The mind, all grown up
As I was moving towards full empowerment during ceremony 19, I began to see the geographic patterns that are so common to Ayahuasca ceremonies (they used to scare the crap out of me, but now I really enjoy them). I crouched down next to my little girl mind, hugged her close and encouraged her to watch the light show with me.
“What is that?”, she asked.
“The construct,” I answered. “It’s the code of the game.”
“It’s beautiful” she commented.
Then I began to do something I had never done in quite that way before. I had always soothed my mind and informed it, but now I asked it to be my partner. “Let’s do this together,” I offered. “You and me. Look, neither one of us knows what it feels like to be completely empowered. We have to both learn. So let’s learn together.”

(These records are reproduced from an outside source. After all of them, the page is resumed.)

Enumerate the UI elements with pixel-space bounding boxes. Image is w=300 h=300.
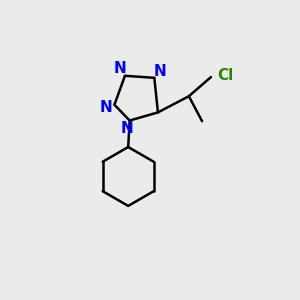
- Text: N: N: [120, 121, 133, 136]
- Text: N: N: [100, 100, 112, 115]
- Text: N: N: [114, 61, 127, 76]
- Text: Cl: Cl: [218, 68, 234, 83]
- Text: N: N: [154, 64, 166, 79]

And then something amazing happened. She grew up right in front of me, into this beautiful, adult woman. And she began to tell me that this is all she’d ever wanted – to be my ally, my partner. She had never wanted to be in charge and she was no longer going to fight me. She now understood what it was we were here to do (as I did, in that moment). She stood behind me, supporting me, and vowed to always be there for me. She was no longer going to try and distract me. She had grown up, because I had let her.
She also told me that she was not a mere “tool” as I liked to refer to the mind (I’ve always said that it’s just another tool in our toolbox). She insisted that she was a “Master Tool”, and that certainly makes sense to me. Our minds are powerful. They’re there for a reason. We’ve simply misused them. But when we allow our minds to be Who They Really Are, they will become our most powerful ally.
Don’t try to kill the ego
For me, the mind and the “ego” are the same thing. I’ve long held that any philosophy that tries to get rid of the mind or even kill it (or the ego) is doomed to fail. We need our minds. We literally can’t live without them. We just can’t put them in charge, in fact, they don’t even want to be. They’ll only take the job because 1.) we won’t, and 2.) we delegate it to them. But wrestling control back from our minds doesn’t have to be a fight. It can be a negotiation, a back and forth, like soothing a scared child (who also throws tantrums, which you can and should ignore). The mind will, eventually, come around. Take it from me and my new best friend, my grown up mind.
I’m really looking forward to seeing how this pans out, and I promise to keep you updated. For now, I observe the world around me, experiencing it with no judgment. It all just “is”, and it’s all magnificent. Now, I can’t tell you how much of what I’m currently feeling comes from this peace with mind, and how much of it is from this new state of empowerment and balance. What I can tell you is that my ego has fallen completely silent, unless I ask her to participate. It’s a wonderful feeling of freedom and serenity. But it’s also a feeling of responsibility. It’s all up to me now (of course, it always was…). I figure that the two shifts happened together (empowerment and no-mind) so that I would also lose any remaining fear of that responsibility (Ayahuasca REALLY knows what she’s doing…).
I honestly can’t tell you what will happen during the rest of my stay here. I’m a total blank, intention wise. I’ve gotten everything I’ve ever wanted – I remember Who I Really Am. All I do know is that nothing will ever be the same. Oh, and that it’s going to be fucking awesome. Of course.
Welcome to the other side of the rabbit hole.